Switching from the UCITS KIID to the PRIIP KID will be a massive operational undertaking.

For a medium-sized asset manager, this means producing thousands of KIDs and given that the figure could rise to five digits, EFAMA explains the sheer volume means that processes must be automatised as far as possible, which needs sufficient preparation.

Additionally, EFAMA highlights that there is no clarity on the future requirements, and as well as this, due to the uncertainties surrounding the PRIIPs RTS at the end of 2020, fund managers were not able to allocate precise budgets and staff for PRIIPs in their IT plans for 2021.

To add to that, the ongoing COVID-19 pandemic with lockdowns and work-from-home requirements are all making it much more difficult to implement changes as quickly as before, the association explains.

Alongside the ongoing concerns around the implementation deadline, EFAMA says its equally important to note the switch from the UCITS KIID to the PRIIP KID does not happen automatically and still requires timely legal changes to the UCITS Directive to ensure that retail investors are not presented with two KI(I)Ds simultaneously.

The association says: “This process should mark the end of the UCITS KIID, meaning it should be fully deleted from the UCITS Directive.
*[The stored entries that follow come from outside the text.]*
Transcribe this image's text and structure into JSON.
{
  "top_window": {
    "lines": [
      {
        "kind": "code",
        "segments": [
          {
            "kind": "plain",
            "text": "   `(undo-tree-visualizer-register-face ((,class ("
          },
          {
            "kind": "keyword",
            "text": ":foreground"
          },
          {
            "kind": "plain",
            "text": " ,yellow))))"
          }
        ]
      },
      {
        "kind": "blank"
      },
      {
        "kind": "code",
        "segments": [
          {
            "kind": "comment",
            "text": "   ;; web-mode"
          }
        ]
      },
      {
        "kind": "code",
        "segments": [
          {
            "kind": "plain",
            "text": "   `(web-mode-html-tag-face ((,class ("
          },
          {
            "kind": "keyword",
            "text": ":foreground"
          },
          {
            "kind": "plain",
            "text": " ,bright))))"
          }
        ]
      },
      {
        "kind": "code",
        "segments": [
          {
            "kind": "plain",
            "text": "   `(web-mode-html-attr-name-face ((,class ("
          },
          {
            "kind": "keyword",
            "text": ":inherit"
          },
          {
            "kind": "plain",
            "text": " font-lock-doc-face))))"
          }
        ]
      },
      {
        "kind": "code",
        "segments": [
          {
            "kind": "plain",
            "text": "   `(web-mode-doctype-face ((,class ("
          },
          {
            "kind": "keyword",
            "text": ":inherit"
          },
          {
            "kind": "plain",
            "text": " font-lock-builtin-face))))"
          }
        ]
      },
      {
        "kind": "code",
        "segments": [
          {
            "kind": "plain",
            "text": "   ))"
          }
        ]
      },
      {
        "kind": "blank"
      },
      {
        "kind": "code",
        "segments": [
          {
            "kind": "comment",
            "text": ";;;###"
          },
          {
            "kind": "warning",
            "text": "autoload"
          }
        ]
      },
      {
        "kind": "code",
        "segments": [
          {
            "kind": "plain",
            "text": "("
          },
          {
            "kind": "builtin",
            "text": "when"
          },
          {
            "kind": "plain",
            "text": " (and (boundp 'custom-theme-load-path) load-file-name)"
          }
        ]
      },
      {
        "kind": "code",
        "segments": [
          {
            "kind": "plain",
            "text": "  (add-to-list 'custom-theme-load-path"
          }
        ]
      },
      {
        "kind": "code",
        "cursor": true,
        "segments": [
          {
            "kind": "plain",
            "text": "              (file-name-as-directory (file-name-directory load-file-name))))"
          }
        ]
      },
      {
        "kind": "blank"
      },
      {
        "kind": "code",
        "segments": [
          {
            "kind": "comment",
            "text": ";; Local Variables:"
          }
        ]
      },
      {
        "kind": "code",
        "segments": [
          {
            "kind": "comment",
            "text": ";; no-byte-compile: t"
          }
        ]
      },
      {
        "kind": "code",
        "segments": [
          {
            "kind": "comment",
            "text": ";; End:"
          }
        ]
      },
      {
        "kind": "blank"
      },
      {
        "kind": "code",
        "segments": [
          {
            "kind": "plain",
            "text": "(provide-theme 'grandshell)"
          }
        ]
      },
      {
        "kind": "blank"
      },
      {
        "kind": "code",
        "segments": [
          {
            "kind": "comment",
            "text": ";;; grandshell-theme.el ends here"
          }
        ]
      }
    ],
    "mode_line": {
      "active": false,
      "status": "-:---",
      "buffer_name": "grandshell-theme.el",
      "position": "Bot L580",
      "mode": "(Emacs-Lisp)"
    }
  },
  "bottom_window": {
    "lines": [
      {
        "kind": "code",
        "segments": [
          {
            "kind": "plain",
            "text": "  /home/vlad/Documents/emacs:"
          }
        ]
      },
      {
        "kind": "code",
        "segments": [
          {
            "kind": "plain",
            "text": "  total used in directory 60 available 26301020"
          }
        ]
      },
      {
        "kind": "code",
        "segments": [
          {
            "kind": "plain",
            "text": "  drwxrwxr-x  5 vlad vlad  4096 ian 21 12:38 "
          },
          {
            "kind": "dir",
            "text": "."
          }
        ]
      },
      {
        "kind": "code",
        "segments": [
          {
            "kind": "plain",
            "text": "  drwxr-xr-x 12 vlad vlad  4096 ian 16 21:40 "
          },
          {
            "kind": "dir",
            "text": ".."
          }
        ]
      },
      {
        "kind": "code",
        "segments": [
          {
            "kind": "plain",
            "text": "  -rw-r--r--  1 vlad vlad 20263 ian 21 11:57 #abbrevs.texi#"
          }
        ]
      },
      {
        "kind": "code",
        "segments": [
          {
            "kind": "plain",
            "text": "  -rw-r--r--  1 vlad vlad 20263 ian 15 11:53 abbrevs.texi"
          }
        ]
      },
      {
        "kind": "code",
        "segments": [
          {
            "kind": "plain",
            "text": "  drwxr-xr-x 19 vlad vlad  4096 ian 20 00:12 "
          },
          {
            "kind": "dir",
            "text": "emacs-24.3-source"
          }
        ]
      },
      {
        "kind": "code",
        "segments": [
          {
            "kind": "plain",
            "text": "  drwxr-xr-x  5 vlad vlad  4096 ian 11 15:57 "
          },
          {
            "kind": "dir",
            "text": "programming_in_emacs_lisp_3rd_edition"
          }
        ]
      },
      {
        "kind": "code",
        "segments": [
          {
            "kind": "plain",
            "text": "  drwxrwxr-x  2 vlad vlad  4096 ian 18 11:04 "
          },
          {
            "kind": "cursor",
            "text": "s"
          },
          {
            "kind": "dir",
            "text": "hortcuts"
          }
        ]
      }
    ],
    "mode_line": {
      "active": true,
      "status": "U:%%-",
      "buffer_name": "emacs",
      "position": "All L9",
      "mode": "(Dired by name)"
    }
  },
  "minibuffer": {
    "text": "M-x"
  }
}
Considerations to keep the document alive for professional investors is without merit. The UCITS KIID is and has always been a retail-investor document that is of little to no use for professional investors.”

EFAMA suggests having two diverging different key information documents would also be “a recipe for disaster”.

In August, EFAMA issued a letter to the European Commission on the PRIIPs draft RTS, calling for an immediate extension of the UCITS exemption, as well as an urgent Level 1 review of the regulation.

EFAMA has always made it clear that a revision of the PRIIPs RTS “falls short” of conducting a proper Level 1 review, which it argues “is explicitly required by the Level 1 Regulation and is overdue for more than one year”.

The association argues that it’s not possible to create a fully homogenised retail investor document involving hugely diverging investment and insurance products while, at the same time, keeping the information both meaningful and not misleading.

“Both goals can not be fully achieved simultaneously and some trade-off will have to be found between meaningful and comparable information,” it adds.

“This conundrum cannot be solved only by making technical changes at RTS level – despite the ESAs’ ongoing best efforts. We, therefore, understand and support industry associations and consumer representatives voicing their frustration that this issue is not tackled head-on through a Level 1 review,” says EFAMA.

Despite all these concerns, if the commission adopts the RTS changes ahead of a wider distribution review, EFAMA says the only alternative is to fix some of the current KID’s biggest flaws before fund investors are confronted with the PRIIP KID instead of the current and well-functioning UCITS Key Investor Information Document (KIID).

EFAMA comments: “The ESAs’ revised RTS are, therefore, a small step in the right direction and are, within the impossible confines imposed by the Level 1 Regulation and the commission’s mandate, as good as they can get. For now.”

Earlier this week (3 February), the European Supervisory Authorities (ESAs) submitted draft RTS on amendments to KID for PRIIPs.

The ESAs submission was made following a request from the commission in December last year for the European Insurance and Occupational Pensions Authority’s (EIOPA) board of supervisors to further analyse the draft RTS.

While some national competent authorities at EIOPA’s board continued to express reservations on the draft RTS, they supported the proposal based on the further details provided by the commission on their approach to the broader review of PRIIPs Regulation.